A Pictorial Chronology of Baseball in the 19th Century, Part 13: 1886
It’s all about the money … and the freedom
Increasingly money was the story in baseball, especially with the demise in 1885 of the third big league and the birth of the Brotherhood. By 1886 most clubs were making substantial profits, which made their fixation on the salary cap truly puzzling. Detroit visited New York for a three-game set commencing on Memorial Day and drew 7,000 on the holiday, which fell on a Sunday, followed by a record 20,709 paid attendance the next day. Chicago announced an 1886 profit of $62,000. New York may have made even more — John Ward thought so — but owner John B. Day said he made only $50,000. Boston made $65,000, corroborated by the club’s surviving account books. Among National League clubs in 1886, Washington definitely lost money, and perhaps St. Louis and Kansas City, too.
In the American Association, every club finished in the black except the Mets, and their deficit was accountable to the inaccessibility of their lavish new Staten Island ballpark. During the summer, spectators were able to look at New York harbor from the St. George grandstand and see the Statue of Liberty being assembled.

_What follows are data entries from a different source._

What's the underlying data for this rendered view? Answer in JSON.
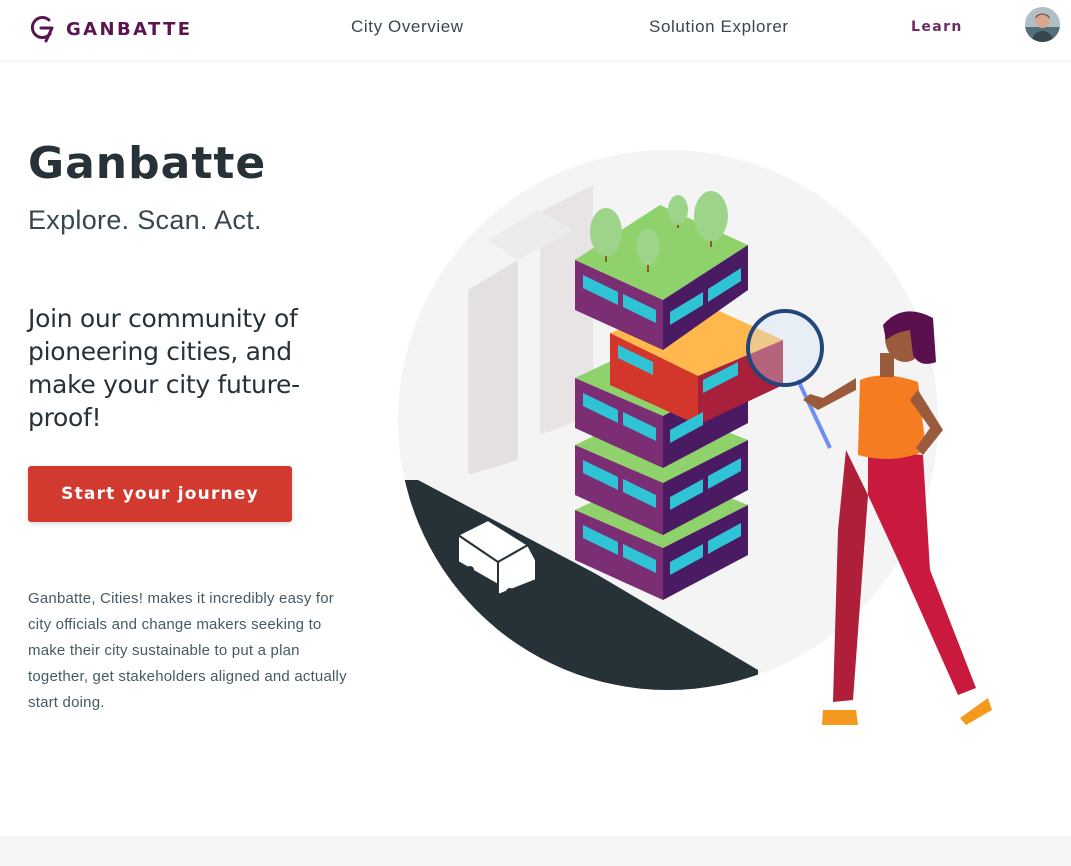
{
  "header": {
    "brand": "GANBATTE",
    "nav": {
      "city_overview": "City Overview",
      "solution_explorer": "Solution Explorer",
      "learn": "Learn"
    }
  },
  "hero": {
    "title": "Ganbatte",
    "tagline": "Explore. Scan. Act.",
    "pitch": "Join our community of pioneering cities, and make your city future-proof!",
    "cta_label": "Start your journey",
    "description": "Ganbatte, Cities! makes it incredibly easy for city officials and change makers seeking to make their city sustainable to put a plan together, get stakeholders aligned and actually start doing."
  },
  "colors": {
    "brand": "#5a1450",
    "cta": "#d23a2f",
    "text": "#263238"
  },
  "icons": {
    "logo": "ganbatte-logo-icon",
    "avatar": "user-avatar"
  }
}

Following his club’s repeat title in the American Association of 1886, St. Louis Browns owner Chris Von der Ahe challenged the National League champs, Al Spalding’s Chicago White Stockings, to a best of seven championship series. Von Der Ahe was so eager to avenge himself after the 1885 confusion, by which St. Louis claimed a draw and Chicago a victory, that he declared he would take no profit for himself and that as far as his interests were concerned, the series proceeds would go to the players on a winner-take-all basis. This was the first World Series ever to be played this way, and the last.

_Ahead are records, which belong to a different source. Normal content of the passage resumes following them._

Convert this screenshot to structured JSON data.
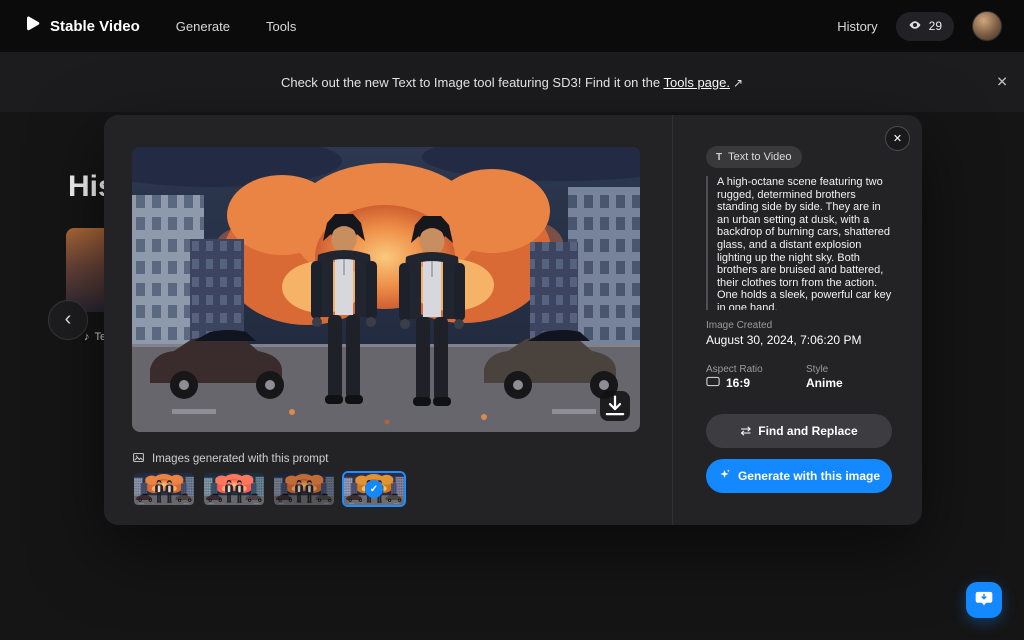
{
  "navbar": {
    "brand": "Stable Video",
    "items": [
      {
        "label": "Generate"
      },
      {
        "label": "Tools"
      }
    ],
    "history_label": "History",
    "credits": "29"
  },
  "banner": {
    "text": "Check out the new Text to Image tool featuring SD3! Find it on the ",
    "link_label": "Tools page.",
    "arrow": "↗"
  },
  "history": {
    "title": "History",
    "partial_card_label": "Te"
  },
  "modal": {
    "caption": "Images generated with this prompt",
    "badge": "Text to Video",
    "prompt": "A high-octane scene featuring two rugged, determined brothers standing side by side. They are in an urban setting at dusk, with a backdrop of burning cars, shattered glass, and a distant explosion lighting up the night sky. Both brothers are bruised and battered, their clothes torn from the action. One holds a sleek, powerful car key in one hand,",
    "image_created_label": "Image Created",
    "image_created_value": "August 30, 2024, 7:06:20 PM",
    "aspect_ratio_label": "Aspect Ratio",
    "aspect_ratio_value": "16:9",
    "style_label": "Style",
    "style_value": "Anime",
    "find_replace_label": "Find and Replace",
    "generate_label": "Generate with this image",
    "thumbnails_count": 4,
    "selected_thumbnail": 4
  },
  "icons": {
    "close": "✕",
    "chevron_left": "‹",
    "check": "✓",
    "music_note": "♪",
    "swap": "⇄",
    "text_badge": "T"
  },
  "colors": {
    "accent_blue": "#1488FF",
    "navbar_bg": "#0B0B0C",
    "banner_bg": "#1C1C1E",
    "page_bg": "#151515",
    "modal_bg": "#232326",
    "selected_border": "#1E8FFF"
  }
}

In Game One Chicago shut out St. Louis, which returned the favor in game two. The teams split the next two games. St. Louis won game five as Chicago, with a sore-armed pitching staff of John Clarkson and Jim McCormick, was forced to go with position players Ned Williamson and Jimmy Ryan in the box. Game Six was settled in the tenth inning by what has come to be known as “Welch’s $15,000 slide,” as the winning run scored by Browns’ outfielder Curt Welch assured his teammates nearly that much in shared winnings.
In truth, there was no slide, as Chicago catcher King Kelly had called for a pitchout to catch Welch napping off third, but Clarkson threw it over his head and Welch scored easily, trotting across the plate rather than sliding as in legend.
Afterwards Kelly — shockingly, after he had hit .388 for the White Stockings — was sold to Boston for $10,000, more than the entire Cincinnati Red Stockings payroll of 1869. Players were being treated as chattel, John Ward wrote: “Instead of an institution for good, [professional baseball] has become one for evil; instead of a measure of protection, it has been used as a handle for the manipulation of a traffic in players, a sort of speculation in livestock, by which they are bought, sold, and transferred like so many sheep.”